Can you please tell readers about your background, and how you got involved in investing?
Thanks, Jon, I appreciate it. I’m Alex Feng from Rome Capital. My journey into investing started during my master’s in finance at Peking University, where I took a value investing course taught by Professor Jeffrey Towson, a Columbia alum.
The concept of ‘buying a dollar for 50 cents’ immediately made sense to me. As people say, ‘you either become a value investor in five minutes, or you never do’—and for me, it clicked instantly.
From there, I started analyzing stocks in the Chinese market and investing on my own, which eventually led to an internship at First Manhattan’s China-focused fund, First Beijing.
I stayed there for nine years as an analyst, gaining valuable experience at one of the earliest value investing firms in the China, focusing on Hong Kong and US-listed Chinese stocks. During that time, I also earned my MBA at Columbia and completed the Value Investing Program. Then, in early 2024, I teamed up with my classmate Jason to launch Rome Capital.

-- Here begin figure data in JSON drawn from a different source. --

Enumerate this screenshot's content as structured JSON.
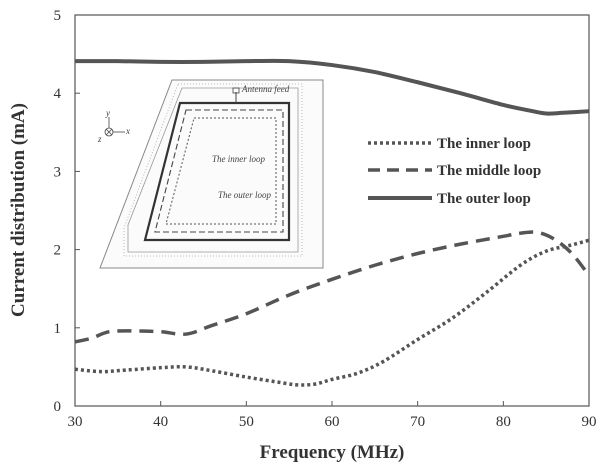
{
  "chart_data": {
    "type": "line",
    "title": "",
    "xlabel": "Frequency (MHz)",
    "ylabel": "Current distribution (mA)",
    "xlim": [
      30,
      90
    ],
    "ylim": [
      0,
      5
    ],
    "xticks": [
      "30",
      "40",
      "50",
      "60",
      "70",
      "80",
      "90"
    ],
    "yticks": [
      "0",
      "1",
      "2",
      "3",
      "4",
      "5"
    ],
    "grid": false,
    "legend_position": "center-right",
    "series": [
      {
        "name": "The inner loop",
        "style": "dotted",
        "color": "#555555",
        "x": [
          30,
          33,
          36,
          40,
          43,
          46,
          50,
          54,
          56,
          58,
          60,
          63,
          66,
          70,
          74,
          78,
          82,
          85,
          88,
          90
        ],
        "y": [
          0.47,
          0.44,
          0.46,
          0.49,
          0.5,
          0.45,
          0.37,
          0.3,
          0.27,
          0.28,
          0.34,
          0.42,
          0.57,
          0.85,
          1.12,
          1.45,
          1.8,
          1.98,
          2.06,
          2.12
        ]
      },
      {
        "name": "The middle loop",
        "style": "dashed",
        "color": "#555555",
        "x": [
          30,
          32,
          34,
          37,
          40,
          43,
          46,
          50,
          55,
          60,
          65,
          70,
          75,
          80,
          82,
          84,
          86,
          88,
          90
        ],
        "y": [
          0.82,
          0.87,
          0.95,
          0.96,
          0.95,
          0.92,
          1.03,
          1.18,
          1.42,
          1.62,
          1.8,
          1.95,
          2.07,
          2.17,
          2.21,
          2.22,
          2.13,
          1.95,
          1.67
        ]
      },
      {
        "name": "The outer loop",
        "style": "solid",
        "color": "#555555",
        "x": [
          30,
          35,
          40,
          45,
          50,
          55,
          60,
          65,
          70,
          75,
          80,
          83,
          85,
          87,
          90
        ],
        "y": [
          4.41,
          4.41,
          4.4,
          4.4,
          4.41,
          4.41,
          4.36,
          4.27,
          4.14,
          4.0,
          3.85,
          3.78,
          3.74,
          3.75,
          3.77
        ]
      }
    ],
    "inset": {
      "labels": {
        "feed": "Antenna feed",
        "inner": "The inner loop",
        "outer": "The outer loop"
      },
      "axis_labels": {
        "x": "x",
        "y": "y",
        "z": "z"
      }
    }
  }
}
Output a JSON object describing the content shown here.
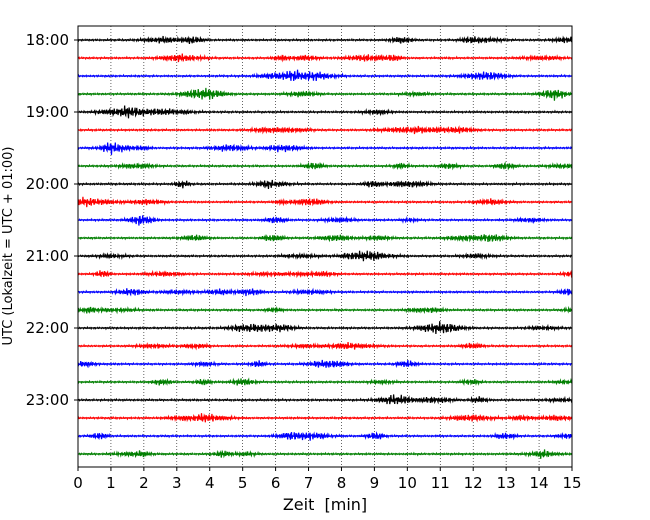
{
  "chart_data": {
    "type": "line",
    "title": "",
    "xlabel": "Zeit  [min]",
    "ylabel": "UTC (Lokalzeit = UTC + 01:00)",
    "xlim": [
      0,
      15
    ],
    "x_ticks": [
      "0",
      "1",
      "2",
      "3",
      "4",
      "5",
      "6",
      "7",
      "8",
      "9",
      "10",
      "11",
      "12",
      "13",
      "14",
      "15"
    ],
    "y_ticks": [
      "18:00",
      "19:00",
      "20:00",
      "21:00",
      "22:00",
      "23:00"
    ],
    "grid": "vertical dotted at each minute",
    "line_colors": [
      "#000000",
      "#ff0000",
      "#0000ff",
      "#007f00"
    ],
    "series": [
      {
        "label": "18:00",
        "values": []
      },
      {
        "label": "18:15",
        "values": []
      },
      {
        "label": "18:30",
        "values": []
      },
      {
        "label": "18:45",
        "values": []
      },
      {
        "label": "19:00",
        "values": []
      },
      {
        "label": "19:15",
        "values": []
      },
      {
        "label": "19:30",
        "values": []
      },
      {
        "label": "19:45",
        "values": []
      },
      {
        "label": "20:00",
        "values": []
      },
      {
        "label": "20:15",
        "values": []
      },
      {
        "label": "20:30",
        "values": []
      },
      {
        "label": "20:45",
        "values": []
      },
      {
        "label": "21:00",
        "values": []
      },
      {
        "label": "21:15",
        "values": []
      },
      {
        "label": "21:30",
        "values": []
      },
      {
        "label": "21:45",
        "values": []
      },
      {
        "label": "22:00",
        "values": []
      },
      {
        "label": "22:15",
        "values": []
      },
      {
        "label": "22:30",
        "values": []
      },
      {
        "label": "22:45",
        "values": []
      },
      {
        "label": "23:00",
        "values": []
      },
      {
        "label": "23:15",
        "values": []
      },
      {
        "label": "23:30",
        "values": []
      },
      {
        "label": "23:45",
        "values": []
      }
    ]
  }
}
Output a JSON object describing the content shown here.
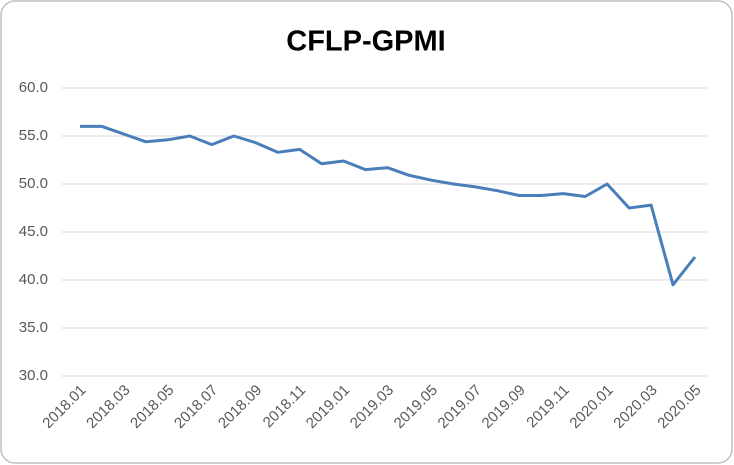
{
  "chart_data": {
    "type": "line",
    "title": "CFLP-GPMI",
    "categories": [
      "2018.01",
      null,
      "2018.03",
      null,
      "2018.05",
      null,
      "2018.07",
      null,
      "2018.09",
      null,
      "2018.11",
      null,
      "2019.01",
      null,
      "2019.03",
      null,
      "2019.05",
      null,
      "2019.07",
      null,
      "2019.09",
      null,
      "2019.11",
      null,
      "2020.01",
      null,
      "2020.03",
      null,
      "2020.05"
    ],
    "series": [
      {
        "name": "CFLP-GPMI",
        "color": "#4a7ebb",
        "values": [
          56.0,
          56.0,
          55.2,
          54.4,
          54.6,
          55.0,
          54.1,
          55.0,
          54.3,
          53.3,
          53.6,
          52.1,
          52.4,
          51.5,
          51.7,
          50.9,
          50.4,
          50.0,
          49.7,
          49.3,
          48.8,
          48.8,
          49.0,
          48.7,
          50.0,
          47.5,
          47.8,
          39.5,
          42.4
        ]
      }
    ],
    "ylim": [
      30,
      60
    ],
    "yticks": [
      {
        "value": 30,
        "label": "30.0"
      },
      {
        "value": 35,
        "label": "35.0"
      },
      {
        "value": 40,
        "label": "40.0"
      },
      {
        "value": 45,
        "label": "45.0"
      },
      {
        "value": 50,
        "label": "50.0"
      },
      {
        "value": 55,
        "label": "55.0"
      },
      {
        "value": 60,
        "label": "60.0"
      }
    ],
    "grid": true
  }
}
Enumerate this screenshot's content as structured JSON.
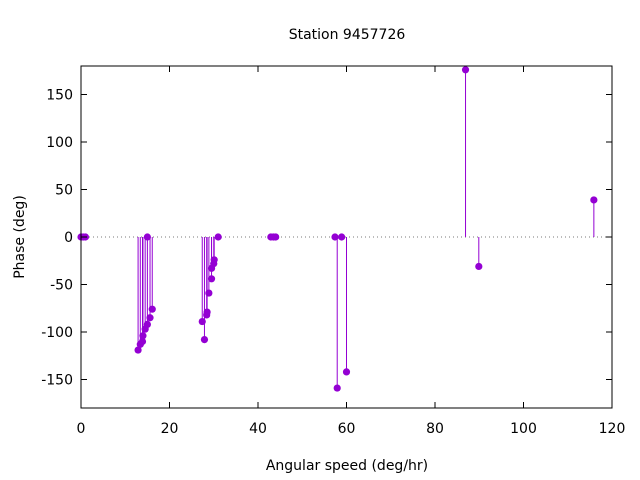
{
  "chart_data": {
    "type": "scatter",
    "style": "impulses",
    "title": "Station 9457726",
    "xlabel": "Angular speed (deg/hr)",
    "ylabel": "Phase (deg)",
    "xlim": [
      0,
      120
    ],
    "ylim": [
      -180,
      180
    ],
    "xticks": [
      0,
      20,
      40,
      60,
      80,
      100,
      120
    ],
    "yticks": [
      -150,
      -100,
      -50,
      0,
      50,
      100,
      150
    ],
    "zero_line": "dotted",
    "grid": false,
    "color": "#9400d3",
    "series": [
      {
        "points": [
          {
            "x": 0.0,
            "y": 0
          },
          {
            "x": 0.5,
            "y": 0
          },
          {
            "x": 1.0,
            "y": 0
          },
          {
            "x": 12.9,
            "y": -119
          },
          {
            "x": 13.4,
            "y": -113
          },
          {
            "x": 13.9,
            "y": -110
          },
          {
            "x": 14.0,
            "y": -104
          },
          {
            "x": 14.5,
            "y": -97
          },
          {
            "x": 15.0,
            "y": 0
          },
          {
            "x": 15.0,
            "y": -92
          },
          {
            "x": 15.6,
            "y": -85
          },
          {
            "x": 16.1,
            "y": -76
          },
          {
            "x": 27.4,
            "y": -89
          },
          {
            "x": 27.9,
            "y": -108
          },
          {
            "x": 28.4,
            "y": -82
          },
          {
            "x": 28.5,
            "y": -79
          },
          {
            "x": 28.9,
            "y": -59
          },
          {
            "x": 29.5,
            "y": -33
          },
          {
            "x": 29.5,
            "y": -44
          },
          {
            "x": 30.0,
            "y": -28
          },
          {
            "x": 30.1,
            "y": -24
          },
          {
            "x": 31.0,
            "y": 0
          },
          {
            "x": 42.9,
            "y": 0
          },
          {
            "x": 43.5,
            "y": 0
          },
          {
            "x": 44.0,
            "y": 0
          },
          {
            "x": 57.4,
            "y": 0
          },
          {
            "x": 57.9,
            "y": -159
          },
          {
            "x": 58.9,
            "y": 0
          },
          {
            "x": 60.0,
            "y": -142
          },
          {
            "x": 86.9,
            "y": 176
          },
          {
            "x": 89.9,
            "y": -31
          },
          {
            "x": 115.9,
            "y": 39
          }
        ]
      }
    ]
  }
}
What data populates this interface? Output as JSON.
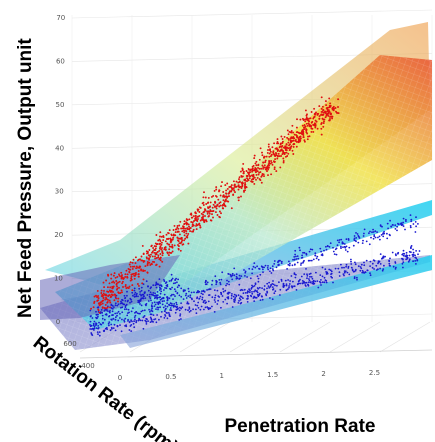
{
  "chart_data": {
    "type": "scatter",
    "subtype": "3d-scatter-with-fitted-surfaces",
    "xlabel": "Penetration Rate",
    "ylabel": "Rotation Rate (rpm)",
    "zlabel": "Net Feed Pressure, Output unit",
    "x_ticks": [
      "0",
      "0.5",
      "1",
      "1.5",
      "2",
      "2.5"
    ],
    "y_ticks": [
      "400",
      "600"
    ],
    "z_ticks": [
      "0",
      "10",
      "20",
      "30",
      "40",
      "50",
      "60",
      "70"
    ],
    "xlim": [
      0,
      2.8
    ],
    "zlim": [
      0,
      70
    ],
    "grid": true,
    "series": [
      {
        "color": "#e01010",
        "surface": "cool-to-warm gradient (cyan → yellow → red)"
      },
      {
        "color": "#1a1ad0",
        "surface": "cyan band"
      }
    ],
    "colors": {
      "red_points": "#e01010",
      "blue_points": "#1a1ad0",
      "surface_low": "#3ec8e8",
      "surface_mid": "#f0e040",
      "surface_high": "#e85030",
      "lower_surface": "#7878c0"
    }
  }
}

You’ve studied finance and investing in both the US and China. Are there any major differences to how finance and investing are taught in these respective countries?
The differences were striking. A decade ago, value investing was just being introduced to China’s universities. I was in the very first class of Prof. Towson’s at PKU. In contrast, Columbia’s Value Investing Program was highly structured, covering everything from compounders and special situations to distressed investments and capital allocation.